We define an existential envelope for shape data. data OpaqueShape = forall x. Shape x => HideShape x “Opaque shapes are (still) shapes.” Hence, a Shape instance: nstance Shape OpaqueShape where readShape f (HideShape x) = readShape f x writeShape f (HideShape x) = HideShape $ writeShape f x draw (HideShape x) = draw x When building the scribble list, we place shapes in the envelope. let scribble = [ HideShape (rectangle 10 20 5 6) , HideShape (circle 15 25 8) "

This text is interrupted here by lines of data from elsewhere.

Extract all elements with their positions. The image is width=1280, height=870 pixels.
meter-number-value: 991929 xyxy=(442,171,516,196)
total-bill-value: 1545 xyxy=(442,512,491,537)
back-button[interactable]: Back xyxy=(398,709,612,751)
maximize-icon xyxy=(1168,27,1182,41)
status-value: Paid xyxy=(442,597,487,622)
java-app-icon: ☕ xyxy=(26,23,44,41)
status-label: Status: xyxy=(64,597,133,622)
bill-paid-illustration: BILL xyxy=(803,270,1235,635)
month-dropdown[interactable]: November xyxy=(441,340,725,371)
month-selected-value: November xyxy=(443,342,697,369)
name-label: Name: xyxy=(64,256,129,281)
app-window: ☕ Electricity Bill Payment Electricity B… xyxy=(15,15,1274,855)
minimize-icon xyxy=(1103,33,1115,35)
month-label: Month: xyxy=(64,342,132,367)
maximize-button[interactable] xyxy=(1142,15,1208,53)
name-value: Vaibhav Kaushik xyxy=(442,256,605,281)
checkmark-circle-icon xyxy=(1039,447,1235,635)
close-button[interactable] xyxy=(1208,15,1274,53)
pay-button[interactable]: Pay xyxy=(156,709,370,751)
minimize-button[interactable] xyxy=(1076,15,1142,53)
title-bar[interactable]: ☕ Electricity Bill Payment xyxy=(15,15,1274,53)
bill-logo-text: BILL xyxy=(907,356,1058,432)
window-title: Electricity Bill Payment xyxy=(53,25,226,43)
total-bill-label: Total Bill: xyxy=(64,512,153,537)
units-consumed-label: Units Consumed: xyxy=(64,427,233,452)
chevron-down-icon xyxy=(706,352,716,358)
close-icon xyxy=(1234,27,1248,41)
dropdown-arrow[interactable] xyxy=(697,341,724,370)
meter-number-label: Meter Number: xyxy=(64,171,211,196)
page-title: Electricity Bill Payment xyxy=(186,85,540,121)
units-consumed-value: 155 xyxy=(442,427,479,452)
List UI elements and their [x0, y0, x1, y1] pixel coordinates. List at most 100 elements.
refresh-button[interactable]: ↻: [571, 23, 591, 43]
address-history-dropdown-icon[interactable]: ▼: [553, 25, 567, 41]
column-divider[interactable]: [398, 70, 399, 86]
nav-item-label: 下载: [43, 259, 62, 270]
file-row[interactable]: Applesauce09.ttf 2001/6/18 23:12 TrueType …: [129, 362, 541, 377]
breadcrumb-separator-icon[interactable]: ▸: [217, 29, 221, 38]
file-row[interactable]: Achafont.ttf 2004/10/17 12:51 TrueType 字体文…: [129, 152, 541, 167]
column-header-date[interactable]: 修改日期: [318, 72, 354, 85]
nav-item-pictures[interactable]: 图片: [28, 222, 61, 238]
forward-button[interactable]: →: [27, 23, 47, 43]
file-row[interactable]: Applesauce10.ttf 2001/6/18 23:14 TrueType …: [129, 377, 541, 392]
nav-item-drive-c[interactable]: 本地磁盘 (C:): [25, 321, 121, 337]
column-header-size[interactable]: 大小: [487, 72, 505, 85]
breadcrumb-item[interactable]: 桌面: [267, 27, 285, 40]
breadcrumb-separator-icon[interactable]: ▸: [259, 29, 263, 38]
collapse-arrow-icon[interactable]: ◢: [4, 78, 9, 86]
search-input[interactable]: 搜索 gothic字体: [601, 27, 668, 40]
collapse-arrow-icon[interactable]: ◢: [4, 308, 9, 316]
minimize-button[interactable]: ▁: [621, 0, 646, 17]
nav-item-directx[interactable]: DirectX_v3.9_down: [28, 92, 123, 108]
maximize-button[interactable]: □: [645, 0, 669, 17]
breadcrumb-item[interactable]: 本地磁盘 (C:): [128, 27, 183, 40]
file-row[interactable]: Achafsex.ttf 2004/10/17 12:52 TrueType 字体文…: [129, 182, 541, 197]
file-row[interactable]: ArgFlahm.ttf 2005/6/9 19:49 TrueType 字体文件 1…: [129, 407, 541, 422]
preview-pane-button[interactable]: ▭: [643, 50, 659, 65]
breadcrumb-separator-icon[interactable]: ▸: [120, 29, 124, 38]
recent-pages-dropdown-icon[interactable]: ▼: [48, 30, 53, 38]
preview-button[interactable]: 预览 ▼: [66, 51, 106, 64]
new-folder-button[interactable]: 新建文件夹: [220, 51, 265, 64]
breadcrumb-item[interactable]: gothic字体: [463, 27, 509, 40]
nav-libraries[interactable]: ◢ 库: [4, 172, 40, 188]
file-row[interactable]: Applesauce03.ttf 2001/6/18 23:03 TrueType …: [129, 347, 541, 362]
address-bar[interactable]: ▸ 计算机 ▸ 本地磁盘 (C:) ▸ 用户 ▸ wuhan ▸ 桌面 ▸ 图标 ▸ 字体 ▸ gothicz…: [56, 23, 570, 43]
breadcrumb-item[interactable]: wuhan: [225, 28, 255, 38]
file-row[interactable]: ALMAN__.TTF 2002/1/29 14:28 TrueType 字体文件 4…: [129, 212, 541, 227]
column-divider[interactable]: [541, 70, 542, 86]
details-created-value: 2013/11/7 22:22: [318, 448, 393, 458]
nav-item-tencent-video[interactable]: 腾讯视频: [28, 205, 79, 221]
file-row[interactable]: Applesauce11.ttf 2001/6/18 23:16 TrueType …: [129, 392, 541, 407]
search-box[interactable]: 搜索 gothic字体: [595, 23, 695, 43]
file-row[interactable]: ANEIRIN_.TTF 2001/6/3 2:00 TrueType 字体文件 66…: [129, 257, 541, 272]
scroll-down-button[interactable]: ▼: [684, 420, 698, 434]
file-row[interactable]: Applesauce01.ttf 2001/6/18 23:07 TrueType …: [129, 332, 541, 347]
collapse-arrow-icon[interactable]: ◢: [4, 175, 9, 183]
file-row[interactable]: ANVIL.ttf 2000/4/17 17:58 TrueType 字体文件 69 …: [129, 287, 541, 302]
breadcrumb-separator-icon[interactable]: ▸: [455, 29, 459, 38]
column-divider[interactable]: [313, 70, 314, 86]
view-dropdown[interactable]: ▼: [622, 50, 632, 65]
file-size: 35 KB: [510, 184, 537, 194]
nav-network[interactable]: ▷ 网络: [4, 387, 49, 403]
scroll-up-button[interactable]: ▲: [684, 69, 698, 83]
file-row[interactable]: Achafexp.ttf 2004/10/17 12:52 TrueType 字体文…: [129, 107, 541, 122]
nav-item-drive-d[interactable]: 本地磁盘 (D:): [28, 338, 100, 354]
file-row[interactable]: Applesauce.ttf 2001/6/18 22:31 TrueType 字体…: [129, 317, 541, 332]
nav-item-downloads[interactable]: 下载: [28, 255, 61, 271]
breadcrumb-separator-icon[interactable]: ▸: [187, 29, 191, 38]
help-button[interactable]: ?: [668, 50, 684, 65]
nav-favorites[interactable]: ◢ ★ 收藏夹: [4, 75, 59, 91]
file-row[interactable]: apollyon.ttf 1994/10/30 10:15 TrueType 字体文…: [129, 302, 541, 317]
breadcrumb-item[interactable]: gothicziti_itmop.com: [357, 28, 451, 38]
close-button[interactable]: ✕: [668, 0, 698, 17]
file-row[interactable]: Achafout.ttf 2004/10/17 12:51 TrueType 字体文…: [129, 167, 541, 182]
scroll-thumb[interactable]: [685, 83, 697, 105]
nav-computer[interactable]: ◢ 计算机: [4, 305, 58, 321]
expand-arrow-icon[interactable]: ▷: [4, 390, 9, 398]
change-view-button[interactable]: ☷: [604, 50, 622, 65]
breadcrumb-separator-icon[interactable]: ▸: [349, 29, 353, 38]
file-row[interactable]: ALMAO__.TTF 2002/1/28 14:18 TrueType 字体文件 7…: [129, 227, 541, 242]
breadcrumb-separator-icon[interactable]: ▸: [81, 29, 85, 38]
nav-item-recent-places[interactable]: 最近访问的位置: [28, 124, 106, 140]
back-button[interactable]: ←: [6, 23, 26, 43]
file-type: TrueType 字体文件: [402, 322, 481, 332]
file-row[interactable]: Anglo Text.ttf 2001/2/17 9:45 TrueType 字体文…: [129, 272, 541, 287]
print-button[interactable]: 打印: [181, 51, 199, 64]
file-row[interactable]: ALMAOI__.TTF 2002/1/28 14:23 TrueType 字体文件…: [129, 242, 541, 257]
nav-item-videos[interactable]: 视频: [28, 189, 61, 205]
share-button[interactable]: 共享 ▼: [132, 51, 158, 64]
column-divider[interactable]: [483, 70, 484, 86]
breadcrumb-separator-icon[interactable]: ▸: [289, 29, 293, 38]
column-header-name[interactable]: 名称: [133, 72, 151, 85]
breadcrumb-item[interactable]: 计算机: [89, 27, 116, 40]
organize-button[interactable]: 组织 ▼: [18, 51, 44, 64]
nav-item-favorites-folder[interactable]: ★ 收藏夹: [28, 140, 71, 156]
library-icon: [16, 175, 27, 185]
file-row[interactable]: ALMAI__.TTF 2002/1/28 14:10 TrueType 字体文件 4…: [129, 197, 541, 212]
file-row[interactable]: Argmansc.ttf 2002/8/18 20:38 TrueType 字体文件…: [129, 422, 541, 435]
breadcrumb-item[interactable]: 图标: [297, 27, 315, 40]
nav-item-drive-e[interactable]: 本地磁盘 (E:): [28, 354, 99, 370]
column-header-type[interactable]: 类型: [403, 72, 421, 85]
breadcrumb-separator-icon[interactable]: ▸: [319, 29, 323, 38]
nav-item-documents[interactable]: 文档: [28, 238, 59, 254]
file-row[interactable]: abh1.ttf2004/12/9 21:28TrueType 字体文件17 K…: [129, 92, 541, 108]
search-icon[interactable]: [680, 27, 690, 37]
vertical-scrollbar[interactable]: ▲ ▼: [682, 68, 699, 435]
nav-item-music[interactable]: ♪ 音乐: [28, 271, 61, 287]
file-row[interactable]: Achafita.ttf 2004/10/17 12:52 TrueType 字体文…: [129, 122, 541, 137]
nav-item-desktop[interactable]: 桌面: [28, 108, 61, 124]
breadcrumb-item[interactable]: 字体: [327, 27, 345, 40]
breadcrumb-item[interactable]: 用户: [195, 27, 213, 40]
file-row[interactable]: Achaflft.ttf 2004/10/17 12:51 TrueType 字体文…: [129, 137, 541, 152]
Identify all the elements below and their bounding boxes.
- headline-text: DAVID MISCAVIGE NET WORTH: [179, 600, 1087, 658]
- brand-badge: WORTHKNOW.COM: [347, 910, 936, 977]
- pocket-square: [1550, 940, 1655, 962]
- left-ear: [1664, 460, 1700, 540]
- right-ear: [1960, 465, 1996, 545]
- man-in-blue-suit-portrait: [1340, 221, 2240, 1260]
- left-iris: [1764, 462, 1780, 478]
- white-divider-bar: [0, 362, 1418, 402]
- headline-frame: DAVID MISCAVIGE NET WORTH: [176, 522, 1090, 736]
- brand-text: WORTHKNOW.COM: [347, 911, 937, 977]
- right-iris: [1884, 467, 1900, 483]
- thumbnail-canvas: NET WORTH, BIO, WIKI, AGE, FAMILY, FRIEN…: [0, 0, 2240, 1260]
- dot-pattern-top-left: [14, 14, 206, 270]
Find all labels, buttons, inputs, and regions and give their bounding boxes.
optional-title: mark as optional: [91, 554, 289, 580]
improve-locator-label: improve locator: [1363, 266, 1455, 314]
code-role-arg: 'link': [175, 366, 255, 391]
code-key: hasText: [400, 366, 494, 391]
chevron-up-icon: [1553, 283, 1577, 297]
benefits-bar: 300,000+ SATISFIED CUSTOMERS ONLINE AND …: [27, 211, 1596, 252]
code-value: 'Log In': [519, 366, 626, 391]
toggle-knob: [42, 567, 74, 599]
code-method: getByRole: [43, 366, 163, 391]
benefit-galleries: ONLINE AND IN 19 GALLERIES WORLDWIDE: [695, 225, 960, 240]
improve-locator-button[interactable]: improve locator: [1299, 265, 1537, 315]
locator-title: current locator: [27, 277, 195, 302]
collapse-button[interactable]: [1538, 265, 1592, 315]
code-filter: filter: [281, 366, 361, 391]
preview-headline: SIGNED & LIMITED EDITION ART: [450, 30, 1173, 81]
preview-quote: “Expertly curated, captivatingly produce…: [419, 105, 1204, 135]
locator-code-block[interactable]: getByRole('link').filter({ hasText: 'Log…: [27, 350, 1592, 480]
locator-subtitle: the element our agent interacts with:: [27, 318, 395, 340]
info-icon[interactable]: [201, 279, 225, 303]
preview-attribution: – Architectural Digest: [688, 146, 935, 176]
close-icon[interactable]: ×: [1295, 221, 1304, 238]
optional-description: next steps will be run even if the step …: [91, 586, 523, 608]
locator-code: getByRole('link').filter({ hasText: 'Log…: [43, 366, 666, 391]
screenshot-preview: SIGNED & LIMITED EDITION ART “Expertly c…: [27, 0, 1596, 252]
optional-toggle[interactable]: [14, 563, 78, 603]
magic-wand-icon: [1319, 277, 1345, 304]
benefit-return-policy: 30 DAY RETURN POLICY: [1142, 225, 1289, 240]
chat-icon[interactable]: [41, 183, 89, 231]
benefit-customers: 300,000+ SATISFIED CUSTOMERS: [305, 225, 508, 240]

It seems that forall can be used as a form of up casting. That is if we have a parametric type we can treat the parametric types as homogeneous: The paper did not seem to regard this feature too highly:

By contrast, the explicit constraint for the existential envelope cannot be eliminated. Admittedly, the loss of type inference is a nuance in this specific example. In general, however, this weakness of existentials is quite annoying. It is intellectually dissatisfying since type inference is one of the added values of an (extended) Hindley/ Milner type system, when compared to mainstream OO languages. Worse than that, the kind of constraints in the example are not necessary in mainstream OO languages (without type inference), because these constraints deal with subtyping, which is normally implicit. We do not use existentials in OOHaskell http://homepages.cwi.nl/~ralf/OOHaskell/paper.pdf

but can't we just use the read shape function above if we want to be able to infer based on types. I understand that haskers tend to like things well typed but surely their are times when we would like to be able to flatten the type of our data somewhat. On another note, I also wonder how forall relates to type families. I know their are certain restrictions on where we can use type families in haskell. I wonder if we can get around these somewhat using forall.